I had to practice allowing myself to be tired, sad and/or angry. It comes with the territory. It’s called life. Anyone perpetuating the notion that black women or any women, really, are the angriest, ever, is untrue and unfair. It is just a disappointment, heaped on layers of other disappointments.
To add insult to injury, D.L. Hughley is not even funny enough for me to care about. The black men I count as my true friends know how to treat women, so this is not about them. I’m still allowed to be sad about and tired of the universal acceptance and passive invalidation of any defensiveness on the part of black women about old tired tropes of black-women-as-a-monolith-to-sell-products.
Kimberly N. Foster wrote thoughtfully about giving up the fight in defense of black men for For Harriet, which I totally get and can relate to.
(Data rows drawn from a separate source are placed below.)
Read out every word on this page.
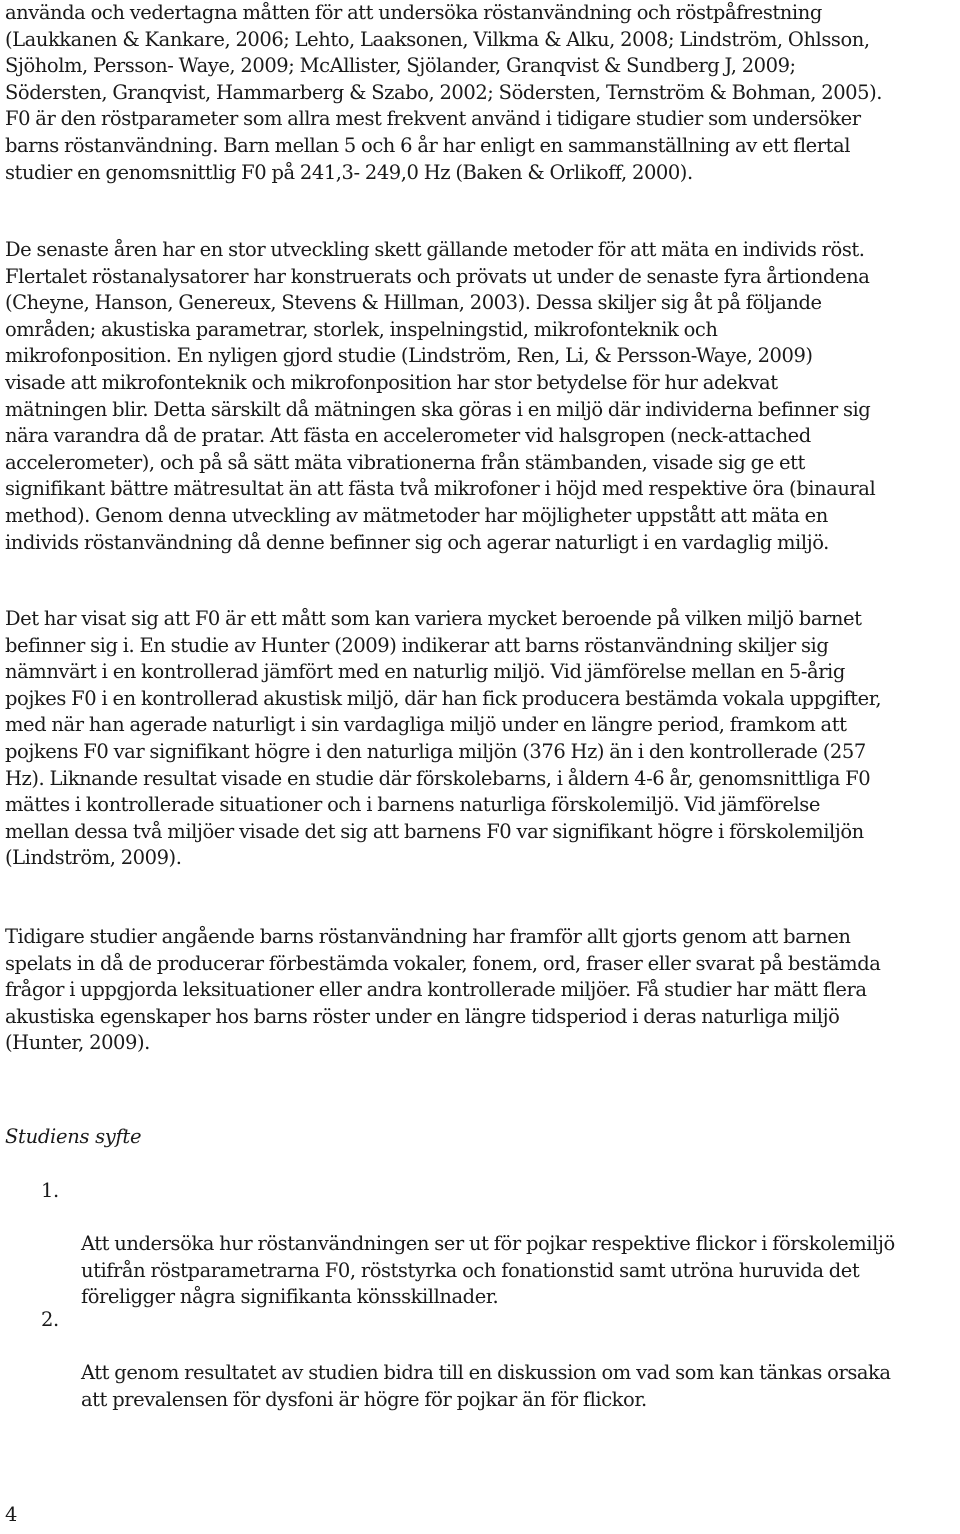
använda och vedertagna måtten för att undersöka röstanvändning och röstpåfrestning
(Laukkanen & Kankare, 2006; Lehto, Laaksonen, Vilkma & Alku, 2008; Lindström, Ohlsson,
Sjöholm, Persson- Waye, 2009; McAllister, Sjölander, Granqvist & Sundberg J, 2009;
Södersten, Granqvist, Hammarberg & Szabo, 2002; Södersten, Ternström & Bohman, 2005).
F0 är den röstparameter som allra mest frekvent använd i tidigare studier som undersöker
barns röstanvändning. Barn mellan 5 och 6 år har enligt en sammanställning av ett flertal
studier en genomsnittlig F0 på 241,3- 249,0 Hz (Baken & Orlikoff, 2000).

De senaste åren har en stor utveckling skett gällande metoder för att mäta en individs röst.
Flertalet röstanalysatorer har konstruerats och prövats ut under de senaste fyra årtiondena
(Cheyne, Hanson, Genereux, Stevens & Hillman, 2003). Dessa skiljer sig åt på följande
områden; akustiska parametrar, storlek, inspelningstid, mikrofonteknik och
mikrofonposition. En nyligen gjord studie (Lindström, Ren, Li, & Persson-Waye, 2009)
visade att mikrofonteknik och mikrofonposition har stor betydelse för hur adekvat
mätningen blir. Detta särskilt då mätningen ska göras i en miljö där individerna befinner sig
nära varandra då de pratar. Att fästa en accelerometer vid halsgropen (neck-attached
accelerometer), och på så sätt mäta vibrationerna från stämbanden, visade sig ge ett
signifikant bättre mätresultat än att fästa två mikrofoner i höjd med respektive öra (binaural
method). Genom denna utveckling av mätmetoder har möjligheter uppstått att mäta en
individs röstanvändning då denne befinner sig och agerar naturligt i en vardaglig miljö.

Det har visat sig att F0 är ett mått som kan variera mycket beroende på vilken miljö barnet
befinner sig i. En studie av Hunter (2009) indikerar att barns röstanvändning skiljer sig
nämnvärt i en kontrollerad jämfört med en naturlig miljö. Vid jämförelse mellan en 5-årig
pojkes F0 i en kontrollerad akustisk miljö, där han fick producera bestämda vokala uppgifter,
med när han agerade naturligt i sin vardagliga miljö under en längre period, framkom att
pojkens F0 var signifikant högre i den naturliga miljön (376 Hz) än i den kontrollerade (257
Hz). Liknande resultat visade en studie där förskolebarns, i åldern 4-6 år, genomsnittliga F0
mättes i kontrollerade situationer och i barnens naturliga förskolemiljö. Vid jämförelse
mellan dessa två miljöer visade det sig att barnens F0 var signifikant högre i förskolemiljön
(Lindström, 2009).

Tidigare studier angående barns röstanvändning har framför allt gjorts genom att barnen
spelats in då de producerar förbestämda vokaler, fonem, ord, fraser eller svarat på bestämda
frågor i uppgjorda leksituationer eller andra kontrollerade miljöer. Få studier har mätt flera
akustiska egenskaper hos barns röster under en längre tidsperiod i deras naturliga miljö
(Hunter, 2009).

Studiens syfte

1.

Att undersöka hur röstanvändningen ser ut för pojkar respektive flickor i förskolemiljö
utifrån röstparametrarna F0, röststyrka och fonationstid samt utröna huruvida det
föreligger några signifikanta könsskillnader.

2.

Att genom resultatet av studien bidra till en diskussion om vad som kan tänkas orsaka
att prevalensen för dysfoni är högre för pojkar än för flickor.

4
I’m at a point in my life where I am learning to surrender battles that are not mine, since part of what makes me gloriously happy is leaning toward my life’s purpose, writing, speaking and reading books that are not written by men who don’t know how to use their platforms for good and not evil.
The place where I get stuck is that I don’t think anyone wins when we only love the people who love us back. At the same time, we don’t have all the time in the world on this planet, so it seems wise to just ignore or give up on people who give up on you. I’m not an angry black woman as much as I’m a disappointed and weary one. Hurt, tired and self-protecting, maybe. But not angry.
There are more of us than any sound bite would lead you to believe.
I think it’s helpful to remember that our attention is our currency. I don’t choose to pay attention to the demeaning crap anymore, because it’s not worth the drama. It’s not exactly a boycott, and it doesn’t always feel as empowering as I’d like. But it is what keeps me moving toward happiness. And sometimes that’s all we need.